Bayanihan Bakunahan: No one is safe until we all are


Editorial

Christmas is approaching — 34 days to go! So is the specter of a new wave of COVID-19 cases.

Let’s not repeat the mistake of Christmas 1918, during the Spanish flu pandemic, when, as World War I ended in November and Christmas was around the bend, homecoming dinners, holiday shopping, family reunions, and festive dances, thanks to half-hearted measures to curtail mass gathering, resulted in the deadly third wave of the mass illness that swept across the world, leaving over 50 million dead.

The three-day “National Vaccination Day” against COVID-19 from Nov. 29 to Dec. 1, 2021, of which Nov. 29 and Dec. 1 have been declared special working days while Nov. 30 is a regular holiday, Andres Bonifacio Day, is timely, especially as even the World Health Organization (WHO) has enjoined all countries to participate in the “Strategy to Achieve Global COVID-19 Vaccination by mid-2022.”

In the Philippines, the initiative dubbed as “Bayanihan Bakunahan” aims to vaccinate 15 million individuals in the three-day program, for which, the Department of Health (DOH) is mobilizing other government agencies, local government units (LGUs), civil society organizations, and private sector partners across the 17 regions of the country. According to DOH, 30,000 vaccination teams composed of health screeners, vaccinators, post-vaccination monitor personnel, health educators, registration personnel, encoders, and data consolidators are needed to achieve the goal, prompting such government agencies as the Department of Interior and Local Government to tap organizations like Sangguniang Kabataan as well as medical societies and medical schools for volunteers, no fewer than 160,000 of them.
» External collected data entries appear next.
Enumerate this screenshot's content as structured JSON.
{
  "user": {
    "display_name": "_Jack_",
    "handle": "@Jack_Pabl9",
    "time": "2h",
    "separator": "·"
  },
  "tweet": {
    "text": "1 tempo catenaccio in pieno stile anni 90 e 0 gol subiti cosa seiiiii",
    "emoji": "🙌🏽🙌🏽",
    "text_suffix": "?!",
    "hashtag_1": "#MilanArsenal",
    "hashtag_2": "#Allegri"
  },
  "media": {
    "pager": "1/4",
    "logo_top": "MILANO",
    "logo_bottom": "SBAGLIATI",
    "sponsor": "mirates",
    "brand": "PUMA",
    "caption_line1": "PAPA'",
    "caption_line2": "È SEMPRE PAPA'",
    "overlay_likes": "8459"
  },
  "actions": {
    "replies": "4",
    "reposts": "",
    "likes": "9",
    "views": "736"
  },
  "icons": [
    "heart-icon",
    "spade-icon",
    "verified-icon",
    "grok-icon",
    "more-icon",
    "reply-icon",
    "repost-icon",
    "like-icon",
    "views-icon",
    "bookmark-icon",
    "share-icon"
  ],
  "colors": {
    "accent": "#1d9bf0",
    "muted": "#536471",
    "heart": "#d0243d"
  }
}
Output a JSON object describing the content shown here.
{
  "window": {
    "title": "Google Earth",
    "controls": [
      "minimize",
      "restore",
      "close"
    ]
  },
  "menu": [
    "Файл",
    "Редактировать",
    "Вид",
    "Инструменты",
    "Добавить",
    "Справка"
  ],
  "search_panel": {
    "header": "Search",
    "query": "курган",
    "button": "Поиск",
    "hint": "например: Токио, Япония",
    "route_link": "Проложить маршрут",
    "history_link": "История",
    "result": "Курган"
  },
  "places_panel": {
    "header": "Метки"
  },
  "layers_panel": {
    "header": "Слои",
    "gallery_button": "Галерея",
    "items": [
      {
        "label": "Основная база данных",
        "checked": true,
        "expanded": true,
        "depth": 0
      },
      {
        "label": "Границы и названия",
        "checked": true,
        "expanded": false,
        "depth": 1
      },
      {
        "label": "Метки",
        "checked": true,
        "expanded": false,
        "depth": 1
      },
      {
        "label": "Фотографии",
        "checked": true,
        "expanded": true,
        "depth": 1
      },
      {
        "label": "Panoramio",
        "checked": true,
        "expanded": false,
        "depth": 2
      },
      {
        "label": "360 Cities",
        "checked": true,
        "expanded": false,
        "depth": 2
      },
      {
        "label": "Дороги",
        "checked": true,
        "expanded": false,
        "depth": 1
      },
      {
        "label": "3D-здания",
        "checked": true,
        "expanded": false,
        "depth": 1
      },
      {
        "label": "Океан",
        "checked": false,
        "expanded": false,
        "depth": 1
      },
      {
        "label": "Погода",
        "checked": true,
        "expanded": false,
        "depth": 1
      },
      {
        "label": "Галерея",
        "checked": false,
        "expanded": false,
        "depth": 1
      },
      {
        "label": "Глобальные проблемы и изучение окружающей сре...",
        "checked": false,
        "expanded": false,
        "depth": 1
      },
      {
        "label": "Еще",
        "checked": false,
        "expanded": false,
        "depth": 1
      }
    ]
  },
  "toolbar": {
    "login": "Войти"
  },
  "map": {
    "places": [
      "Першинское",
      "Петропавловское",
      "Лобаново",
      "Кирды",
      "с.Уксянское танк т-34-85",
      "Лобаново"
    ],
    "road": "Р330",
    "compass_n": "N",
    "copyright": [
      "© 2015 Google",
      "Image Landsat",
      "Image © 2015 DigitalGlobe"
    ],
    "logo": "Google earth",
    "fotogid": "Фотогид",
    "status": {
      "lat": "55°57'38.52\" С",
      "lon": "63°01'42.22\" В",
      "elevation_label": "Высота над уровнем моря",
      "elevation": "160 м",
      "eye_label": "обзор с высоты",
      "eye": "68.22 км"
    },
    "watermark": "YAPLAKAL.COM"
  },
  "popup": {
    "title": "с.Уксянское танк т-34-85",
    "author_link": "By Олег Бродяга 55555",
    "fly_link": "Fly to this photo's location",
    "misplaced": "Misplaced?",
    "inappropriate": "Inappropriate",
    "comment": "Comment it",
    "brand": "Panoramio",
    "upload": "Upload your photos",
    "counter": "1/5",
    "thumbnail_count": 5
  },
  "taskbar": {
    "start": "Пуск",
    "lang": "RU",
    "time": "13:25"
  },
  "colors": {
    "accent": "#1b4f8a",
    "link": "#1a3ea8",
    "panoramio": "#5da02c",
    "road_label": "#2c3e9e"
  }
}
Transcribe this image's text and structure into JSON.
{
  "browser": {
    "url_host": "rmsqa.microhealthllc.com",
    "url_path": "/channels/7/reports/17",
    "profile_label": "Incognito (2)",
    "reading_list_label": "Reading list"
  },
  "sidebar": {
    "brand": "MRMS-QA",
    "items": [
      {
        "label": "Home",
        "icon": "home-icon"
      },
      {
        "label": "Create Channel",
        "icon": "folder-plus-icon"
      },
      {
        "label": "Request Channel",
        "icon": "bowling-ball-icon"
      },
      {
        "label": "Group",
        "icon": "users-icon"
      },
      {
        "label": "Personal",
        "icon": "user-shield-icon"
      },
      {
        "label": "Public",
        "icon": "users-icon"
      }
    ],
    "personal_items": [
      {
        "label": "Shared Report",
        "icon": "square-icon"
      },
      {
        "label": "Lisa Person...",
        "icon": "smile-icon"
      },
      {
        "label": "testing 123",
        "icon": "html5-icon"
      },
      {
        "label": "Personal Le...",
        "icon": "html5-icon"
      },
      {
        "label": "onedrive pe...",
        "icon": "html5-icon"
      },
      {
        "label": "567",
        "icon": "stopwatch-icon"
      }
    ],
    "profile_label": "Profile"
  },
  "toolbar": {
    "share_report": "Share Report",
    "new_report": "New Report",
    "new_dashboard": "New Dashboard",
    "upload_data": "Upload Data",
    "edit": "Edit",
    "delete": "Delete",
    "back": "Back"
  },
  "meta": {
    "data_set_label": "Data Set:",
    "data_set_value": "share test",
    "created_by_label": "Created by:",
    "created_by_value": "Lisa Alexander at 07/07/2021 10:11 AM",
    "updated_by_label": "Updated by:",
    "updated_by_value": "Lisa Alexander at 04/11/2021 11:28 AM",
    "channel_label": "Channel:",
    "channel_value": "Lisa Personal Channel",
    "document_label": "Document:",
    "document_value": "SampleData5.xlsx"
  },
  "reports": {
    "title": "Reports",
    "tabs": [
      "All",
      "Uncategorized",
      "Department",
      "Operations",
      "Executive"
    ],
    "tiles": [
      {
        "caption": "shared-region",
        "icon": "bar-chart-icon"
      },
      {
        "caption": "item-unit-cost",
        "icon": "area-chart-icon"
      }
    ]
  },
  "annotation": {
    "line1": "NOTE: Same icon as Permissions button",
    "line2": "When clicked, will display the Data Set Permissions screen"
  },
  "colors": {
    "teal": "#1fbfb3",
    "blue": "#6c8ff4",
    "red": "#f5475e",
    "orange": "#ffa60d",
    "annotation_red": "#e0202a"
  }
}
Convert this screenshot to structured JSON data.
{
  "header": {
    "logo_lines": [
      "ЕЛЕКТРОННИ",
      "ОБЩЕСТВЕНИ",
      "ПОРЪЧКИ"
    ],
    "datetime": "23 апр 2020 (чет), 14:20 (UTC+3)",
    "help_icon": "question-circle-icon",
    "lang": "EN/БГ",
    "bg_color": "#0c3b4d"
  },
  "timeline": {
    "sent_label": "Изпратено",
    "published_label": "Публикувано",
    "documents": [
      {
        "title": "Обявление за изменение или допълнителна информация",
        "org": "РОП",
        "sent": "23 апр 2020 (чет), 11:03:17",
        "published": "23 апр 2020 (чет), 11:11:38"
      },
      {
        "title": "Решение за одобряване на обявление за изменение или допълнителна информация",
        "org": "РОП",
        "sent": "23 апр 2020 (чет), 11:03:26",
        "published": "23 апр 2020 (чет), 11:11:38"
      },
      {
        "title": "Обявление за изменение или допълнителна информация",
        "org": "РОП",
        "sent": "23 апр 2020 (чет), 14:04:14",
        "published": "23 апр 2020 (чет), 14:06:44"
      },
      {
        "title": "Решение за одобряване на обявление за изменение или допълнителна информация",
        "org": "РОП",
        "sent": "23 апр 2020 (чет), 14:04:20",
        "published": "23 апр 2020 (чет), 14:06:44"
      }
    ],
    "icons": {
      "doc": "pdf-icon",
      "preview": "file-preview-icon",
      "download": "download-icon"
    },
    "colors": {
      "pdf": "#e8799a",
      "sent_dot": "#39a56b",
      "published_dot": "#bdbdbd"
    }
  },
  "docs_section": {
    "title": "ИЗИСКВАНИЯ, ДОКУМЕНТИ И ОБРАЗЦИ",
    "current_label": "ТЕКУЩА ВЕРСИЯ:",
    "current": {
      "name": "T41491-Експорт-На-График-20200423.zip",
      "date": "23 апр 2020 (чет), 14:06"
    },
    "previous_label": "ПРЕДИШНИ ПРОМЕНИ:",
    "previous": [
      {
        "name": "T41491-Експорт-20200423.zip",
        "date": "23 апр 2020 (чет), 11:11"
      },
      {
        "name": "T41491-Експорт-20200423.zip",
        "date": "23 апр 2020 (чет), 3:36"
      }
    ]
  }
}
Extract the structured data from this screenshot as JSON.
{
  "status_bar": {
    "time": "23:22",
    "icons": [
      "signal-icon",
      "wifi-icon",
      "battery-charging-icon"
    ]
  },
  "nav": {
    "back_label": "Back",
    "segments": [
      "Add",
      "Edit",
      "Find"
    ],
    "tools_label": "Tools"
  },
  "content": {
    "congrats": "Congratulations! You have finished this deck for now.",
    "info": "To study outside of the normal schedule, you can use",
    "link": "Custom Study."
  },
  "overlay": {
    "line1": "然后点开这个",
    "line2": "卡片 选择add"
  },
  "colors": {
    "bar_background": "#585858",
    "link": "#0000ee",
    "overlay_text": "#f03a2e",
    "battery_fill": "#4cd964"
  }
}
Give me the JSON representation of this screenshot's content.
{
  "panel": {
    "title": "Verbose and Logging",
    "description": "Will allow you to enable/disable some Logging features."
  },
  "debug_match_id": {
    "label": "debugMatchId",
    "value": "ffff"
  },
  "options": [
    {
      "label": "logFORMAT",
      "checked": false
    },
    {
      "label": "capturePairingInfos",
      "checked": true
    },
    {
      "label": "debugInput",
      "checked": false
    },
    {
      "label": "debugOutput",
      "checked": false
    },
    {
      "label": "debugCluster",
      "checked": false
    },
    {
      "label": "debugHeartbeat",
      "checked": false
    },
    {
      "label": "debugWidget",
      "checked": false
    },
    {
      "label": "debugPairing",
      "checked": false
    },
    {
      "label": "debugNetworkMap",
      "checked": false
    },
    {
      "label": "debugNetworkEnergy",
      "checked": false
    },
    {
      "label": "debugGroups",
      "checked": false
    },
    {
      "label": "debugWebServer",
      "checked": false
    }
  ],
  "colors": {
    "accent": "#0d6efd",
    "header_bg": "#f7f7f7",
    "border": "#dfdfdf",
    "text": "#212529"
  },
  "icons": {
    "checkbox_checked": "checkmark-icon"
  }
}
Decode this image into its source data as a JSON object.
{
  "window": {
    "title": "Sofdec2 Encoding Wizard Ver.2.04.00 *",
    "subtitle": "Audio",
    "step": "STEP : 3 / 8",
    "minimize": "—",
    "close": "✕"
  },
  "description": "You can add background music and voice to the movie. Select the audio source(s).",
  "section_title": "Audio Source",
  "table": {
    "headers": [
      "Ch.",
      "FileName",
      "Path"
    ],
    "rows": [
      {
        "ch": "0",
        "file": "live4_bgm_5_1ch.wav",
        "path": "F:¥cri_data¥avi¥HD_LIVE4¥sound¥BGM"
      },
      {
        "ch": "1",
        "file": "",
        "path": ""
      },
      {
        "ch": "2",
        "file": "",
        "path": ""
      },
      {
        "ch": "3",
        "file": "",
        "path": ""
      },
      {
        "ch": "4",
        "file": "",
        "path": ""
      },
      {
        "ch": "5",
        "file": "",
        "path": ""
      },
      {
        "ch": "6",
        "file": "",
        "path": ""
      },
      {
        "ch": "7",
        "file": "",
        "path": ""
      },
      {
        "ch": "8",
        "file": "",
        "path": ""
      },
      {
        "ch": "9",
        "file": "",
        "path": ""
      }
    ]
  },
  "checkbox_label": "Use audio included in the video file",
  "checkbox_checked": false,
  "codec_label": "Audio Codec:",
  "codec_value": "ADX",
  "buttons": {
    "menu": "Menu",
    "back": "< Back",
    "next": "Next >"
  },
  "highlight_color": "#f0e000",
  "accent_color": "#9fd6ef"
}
The bigger goal is to achieve herd immunity, possible only once 50 to 70 million citizens are vaccinated by Dec. 31, 2021. The three-day program is a big leap toward the target if it manages to inoculate five million people per day over the three-day special working holiday at the 4,000 to 5,000 vaccination sites to be activated across the Philippines.

It is only a three-day affair, but in preparation for it, much of what we need to ramp up immunization will be made available beyond Dec. 1, including an intensified information campaign to combat vaccine hesitancy, which, according to the DOH, is now a problem involving only 10 to 15 percent of Filipinos, down from 35 percent in March 2021. More important — because the key to the success of this strategy is for the LGUs to meet their own vaccination targets — is the sustainment operations being set up to make “Bayanihan Bakunahan” work. To be conducted from Dec. 2 to Dec. 31, the operations involve assessing vaccination progress across the regions, improving the vaccination capacities of the LGUs, and regenerating resources and personnel in priority areas to ensure continuity.

There is more to do. As of Nov. 20, 2021, the Philippines has administered 73,917,573 doses of COVID-19 vaccines, only fully vaccinating about half the target or 32,993,083 individuals against the dreaded virus.

There is hope that we’re going to have a Merry Christmas and a Happy New Year, as long as we can see that, while SARS-CoV-2 is still around, we are not helpless against it. Beyond achieving herd immunity, what we need is to keep going until the population is protected enough. No one is safe until we all are.